A typical cruise missile costs $1.3m and the US military happily lobs them at mud huts. A single B2 bomber costs $2,100,000,000. A Virginia class attack sub costs $2,500,000,000. That's just silly money. Right now, multimillion-dollar Abrams tanks and Apache gunships are being taken out in Iraq by RPG rounds costing a few dollars apiece. It’s insanely wasteful and truly does not make military or economic sense. But in an Orwellian world it makes supreme sense. Fuck it. If the Arabs weren’t blowing them up we’d just dump them in the sea and replace them with new ones every six months.

I could make a similar point about the colossal amounts of money being spent on homeland security in the US or UK, or point out that we live in a time of unparalleled technical productivity, yet people in the West are facing increasing job insecurity, record levels of personal debt and the prospect of having to work till they die.

And how many times have you heard someone say, or said yourself, ‘Yeah, you might have a point with all this stuff but I haven’t got time to worry about things like that. I’ve got bills to pay’?

That’s the plan Stan…

Doublethink - the power of holding two contradictory beliefs in one's mind simultaneously, and accepting both of them.

There are plenty of examples of Doublethink knocking around but, for brevity’s sake, I’ll restrict myself to some of the more popular themes at the moment

  • Per Tony Blair, "Al Qaeda is not an organization. Al Qaeda is a way of working ... but this has the hallmark of that approach.", only sometimes Al Qaeda IS an organisation, when it suits Tony and Co.
  • When the terrorists do something clever it’s because they’re intelligent and organised. When they apparently drop a bollock it’s because they’re mad. Yes, fiendishly clever and insanely stupid, all at the same time. That makes sense
  • 'We mustn’t let terrorism change our way of life' and “You Will Fail”. Well, except for all those new laws, machine pistol toting police, increased homeland security, vastly increased inter-racial tension and all those naughty things we’re doing overseas in the name of our security
  • ‘We are not afraid’ but, actually, ‘we are terrified’.

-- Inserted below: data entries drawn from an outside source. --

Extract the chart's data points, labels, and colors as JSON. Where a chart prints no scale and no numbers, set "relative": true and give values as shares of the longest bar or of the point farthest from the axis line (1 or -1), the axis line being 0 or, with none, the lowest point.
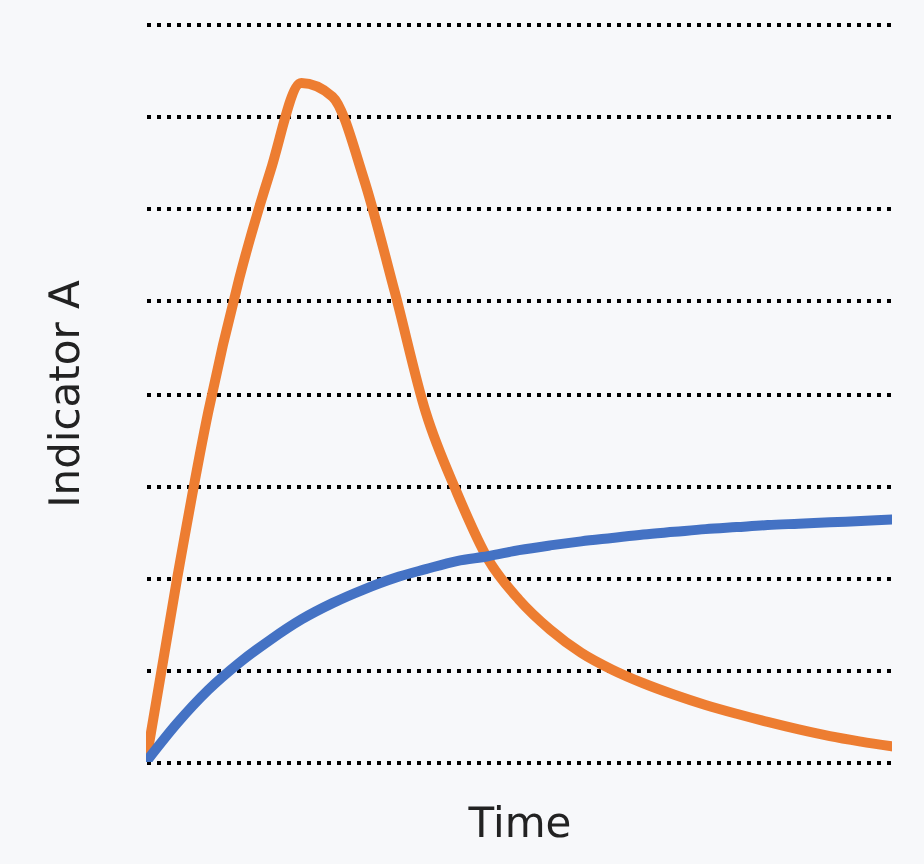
{
  "chart_data": {
    "type": "line",
    "xlabel": "Time",
    "ylabel": "Indicator A",
    "relative": true,
    "grid": "y",
    "tick_labels": false,
    "line_style": "solid",
    "marker": "none",
    "categories": [
      null,
      null,
      null,
      null,
      null,
      null,
      null,
      null,
      null,
      null,
      null,
      null,
      null,
      null,
      null,
      null,
      null,
      null,
      null,
      null,
      null,
      null,
      null,
      null,
      null
    ],
    "series": [
      {
        "color": "#ed7d31",
        "values": [
          0,
          0.27,
          0.515,
          0.712,
          0.87,
          1,
          0.98,
          0.86,
          0.693,
          0.515,
          0.397,
          0.299,
          0.239,
          0.195,
          0.161,
          0.136,
          0.116,
          0.099,
          0.084,
          0.071,
          0.059,
          0.048,
          0.038,
          0.03,
          0.023
        ]
      },
      {
        "color": "#4472c4",
        "values": [
          0,
          0.057,
          0.106,
          0.146,
          0.18,
          0.21,
          0.234,
          0.254,
          0.271,
          0.284,
          0.296,
          0.303,
          0.312,
          0.319,
          0.325,
          0.33,
          0.335,
          0.339,
          0.343,
          0.346,
          0.349,
          0.351,
          0.353,
          0.355,
          0.357
        ]
      }
    ]
  }
}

BTW that We are not Afraid campaign really pissed-off a small, but significant, number of people in London and the rest of the UK. Most of those pissed-off people weren’t using the expression ‘Doublethink’ – words like ‘propagandist’ and ‘bullshit’ seemed to be more popular choices. No matter, they’re essentially the same thing.

Newspeak – the use of greatly reduced and simplified vocabulary and grammar with the aim of making subversive thought (thoughtcrime) and speech impossible.

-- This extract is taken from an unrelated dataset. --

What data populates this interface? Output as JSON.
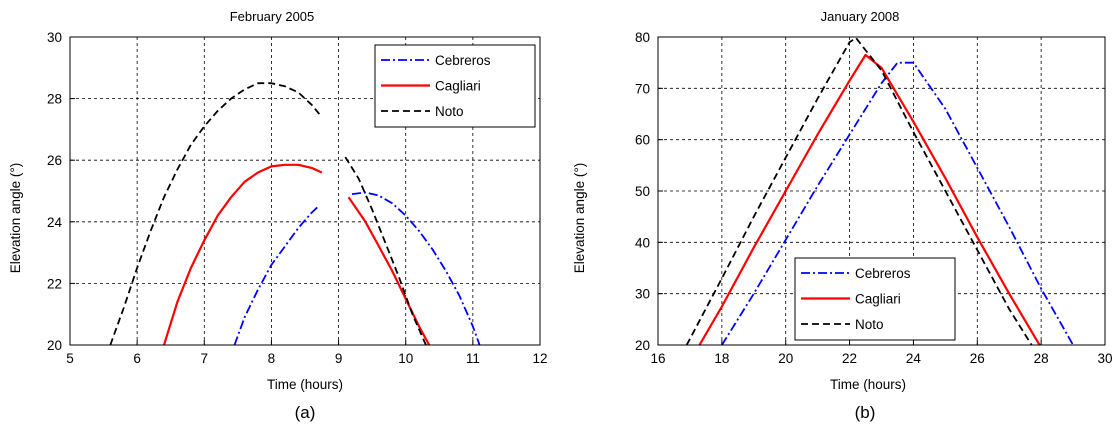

You could write a whole dictionary of contemporary Newspeak. From new vogue military and security terminology such as ‘collateral damage’ or ‘shoot to kill to protect’ through to the abuse of language by government and corporations that has thoroughly infected all aspects of daily life. Spending becomes Investment. Excellence becomes anything but excellent, and meaningless. A normal service becomes a good service. And fail becomes a ‘deferred pass’.

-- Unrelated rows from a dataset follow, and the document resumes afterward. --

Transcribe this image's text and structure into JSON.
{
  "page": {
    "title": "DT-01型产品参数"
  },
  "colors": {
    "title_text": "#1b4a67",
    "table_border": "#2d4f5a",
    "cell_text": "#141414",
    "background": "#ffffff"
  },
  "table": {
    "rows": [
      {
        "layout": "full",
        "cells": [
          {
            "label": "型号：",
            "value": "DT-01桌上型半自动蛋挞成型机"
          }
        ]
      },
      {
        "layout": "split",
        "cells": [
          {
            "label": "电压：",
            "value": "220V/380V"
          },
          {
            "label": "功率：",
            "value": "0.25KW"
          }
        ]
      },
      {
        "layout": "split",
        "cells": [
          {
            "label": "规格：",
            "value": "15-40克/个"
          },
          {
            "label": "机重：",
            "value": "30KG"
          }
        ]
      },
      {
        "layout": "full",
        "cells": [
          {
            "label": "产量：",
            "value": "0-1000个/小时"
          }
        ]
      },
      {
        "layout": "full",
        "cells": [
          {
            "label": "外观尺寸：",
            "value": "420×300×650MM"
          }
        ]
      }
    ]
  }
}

That ‘deferred pass’ concept currently being bandied around in some British schools really is 100% Newspeak. Here’s a quote straight out of 1984

’Of course the great wastage is in the verbs and adjectives, but there are hundreds of nouns that can be got rid of as well... If you have a word like 'good', what need is there for a word like 'bad'? 'Ungood' will do just as well... Or again, if you want a stronger version of 'good', what sense is there in having a whole string of vague useless words like 'excellent' and 'splendid' and all the rest of them? 'Plusgood' covers the meaning, or 'doubleplusgood' if you want something stronger still.... In the end the whole notion of goodness and badness will be covered by only six words; in reality, only one word.’